Yine Lokman sûresi ondördüncü âyet-i kerimesinde meâlen; "Allahü teâlâya ve ananıza, babanıza şükredin" buyuruluyor. Bakınız, Allahü teâlâ, ana ve babaya şükrü, kendi şükrü ile birleştirdi. İbn-i Abbâs buyurdu ki: "Üç âyet-i kerime, üç şeyle beraber inmiştir. Bunlardan her biri, yanındaki olmadıkça kabul edilmez. Biri, meâlen; "Allahü teâlâya ve Resûlüne itaat ediniz"dir. Allahü teâlânın emrine itaat, Resûlünün emrine de itaat etmedikçe kabul olmaz demektir, ikincisi, meâlen; "Allahü teâlâya ve ananıza, babanıza şükrediniz"dir. Allahü teâlâya şükür, ana-babaya şükürsüz olmaz. Üçüncüsü, meâlen; "Namazı kılın ve zekâtı verin"dir. Malı nisâb miktarını geçip de zekâtını vermeyenin, namazı kabul olmaz."
Kim Allahü teâlâya şükreder, anne ve babasına şükretmezse, o şükrü de kabul edilmez. Bu sebeple, Peygamber efendimiz (sallallahü aleyhi ve sellem); "Allahü teâlânın rızâsı, anne ve babanın rızasındadır. Allahü teâlânın gazâbı, anne ve babanın gazâbındadır" buyurmuştur.

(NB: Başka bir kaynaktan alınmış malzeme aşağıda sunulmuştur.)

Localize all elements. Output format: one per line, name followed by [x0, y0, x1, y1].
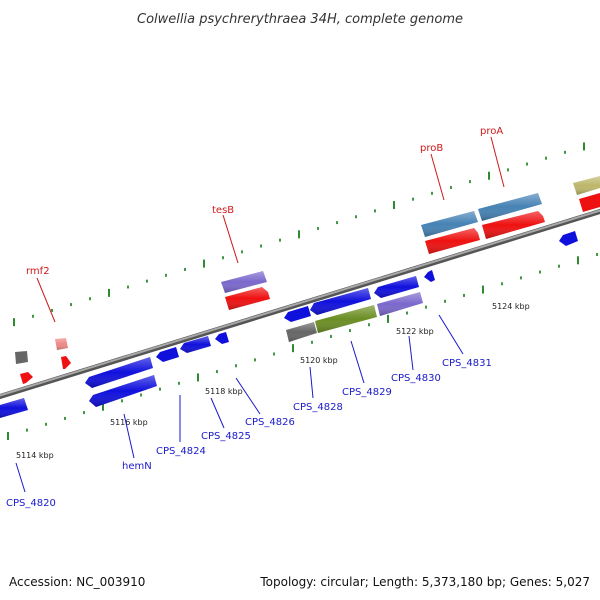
gene-feature-hemN[interactable]: [89, 375, 157, 407]
gene-feature-steel-2[interactable]: [478, 193, 542, 221]
gene-feature-blue[interactable]: [85, 357, 153, 388]
gene-feature-CPS-4826[interactable]: [215, 332, 229, 344]
gene-label-proB[interactable]: proB: [420, 143, 443, 154]
gene-feature-CPS-4830[interactable]: [377, 292, 423, 316]
gene-feature-gray[interactable]: [15, 351, 28, 364]
topology-summary: Topology: circular; Length: 5,373,180 bp…: [259, 575, 590, 589]
leader-rmf2: [36, 277, 56, 323]
gene-feature-red-small[interactable]: [20, 372, 33, 384]
gene-feature-pink[interactable]: [55, 338, 68, 350]
gene-label-rmf2[interactable]: rmf2: [26, 266, 50, 277]
genome-backbone: [0, 208, 600, 400]
gene-feature-blue-right[interactable]: [559, 231, 578, 246]
accession-text: Accession: NC_003910: [9, 575, 145, 589]
gene-labels-bottom: CPS_4820 hemN CPS_4824 CPS_4825 CPS_4826…: [6, 358, 492, 509]
leader-CPS-4820: [15, 462, 26, 493]
gene-feature-CPS-4825[interactable]: [180, 336, 211, 353]
map-title: Colwellia psychrerythraea 34H, complete …: [137, 12, 463, 27]
leader-CPS-4830: [408, 335, 414, 371]
gene-label-CPS-4824[interactable]: CPS_4824: [156, 446, 206, 457]
scale-label: 5120 kbp: [300, 356, 338, 365]
leader-tesB: [222, 214, 239, 264]
tick-row-lower: [7, 252, 598, 440]
leader-proB: [430, 153, 445, 201]
gene-feature-khaki[interactable]: [573, 176, 600, 195]
gene-feature-CPS-4824[interactable]: [156, 347, 179, 362]
gene-label-CPS-4826[interactable]: CPS_4826: [245, 417, 295, 428]
gene-feature-CPS-4831[interactable]: [424, 270, 435, 282]
scale-label: 5118 kbp: [205, 387, 243, 396]
gene-feature-proA[interactable]: [482, 211, 545, 239]
gene-feature-blue-mid[interactable]: [374, 276, 419, 298]
gene-label-CPS-4828[interactable]: CPS_4828: [293, 402, 343, 413]
gene-feature-proB[interactable]: [425, 228, 480, 254]
label-leader-lines: [15, 136, 505, 493]
gene-feature-purple[interactable]: [221, 271, 267, 293]
gene-label-CPS-4831[interactable]: CPS_4831: [442, 358, 492, 369]
scale-labels: 5114 kbp 5116 kbp 5118 kbp 5120 kbp 5122…: [16, 302, 530, 460]
leader-hemN: [123, 413, 135, 459]
leader-CPS-4831: [438, 314, 464, 355]
leader-CPS-4825: [210, 397, 225, 429]
scale-label: 5124 kbp: [492, 302, 530, 311]
gene-label-CPS-4820[interactable]: CPS_4820: [6, 498, 56, 509]
gene-feature-CPS-4829[interactable]: [315, 305, 377, 333]
gene-label-tesB[interactable]: tesB: [212, 205, 234, 216]
gene-feature-steel-1[interactable]: [421, 211, 478, 237]
gene-label-CPS-4830[interactable]: CPS_4830: [391, 373, 441, 384]
gene-feature-red-edge[interactable]: [579, 193, 600, 212]
gene-feature-rmf2[interactable]: [61, 356, 71, 369]
leader-CPS-4826: [235, 377, 261, 415]
gene-label-CPS-4825[interactable]: CPS_4825: [201, 431, 251, 442]
gene-label-CPS-4829[interactable]: CPS_4829: [342, 387, 392, 398]
gene-feature-tesB[interactable]: [225, 287, 270, 310]
gene-feature-CPS-4828[interactable]: [284, 306, 311, 322]
leader-CPS-4829: [350, 340, 365, 384]
gene-feature-blue-edge[interactable]: [0, 398, 28, 418]
gene-label-hemN[interactable]: hemN: [122, 461, 152, 472]
gene-labels-top: rmf2 tesB proB proA: [26, 126, 503, 277]
gene-label-proA[interactable]: proA: [480, 126, 503, 137]
gene-features: [0, 176, 600, 418]
leader-proA: [490, 136, 505, 188]
scale-label: 5122 kbp: [396, 327, 434, 336]
gene-feature-gray-lower[interactable]: [286, 322, 317, 342]
scale-label: 5114 kbp: [16, 451, 54, 460]
scale-label: 5116 kbp: [110, 418, 148, 427]
leader-CPS-4828: [309, 366, 314, 399]
tick-row-upper: [13, 142, 585, 327]
gene-feature-blue-long[interactable]: [310, 288, 371, 315]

İbn-i Amr radıyallahü anh şöyle rivâyet etti: Bir gün Resûlullahın huzûruna birisi geldi ve; "Yâ Resûlallah! Sizinle beraber gazâya, cihâda gelmek isterim" dedi. Resûl-i ekrem ona; "Annen ve baban var mı?" buyurdu. O da; "var" dedi. Resûlullah; "Onun yanında bulun, senin cihâdın budur, ona hizmet et" buyurdu.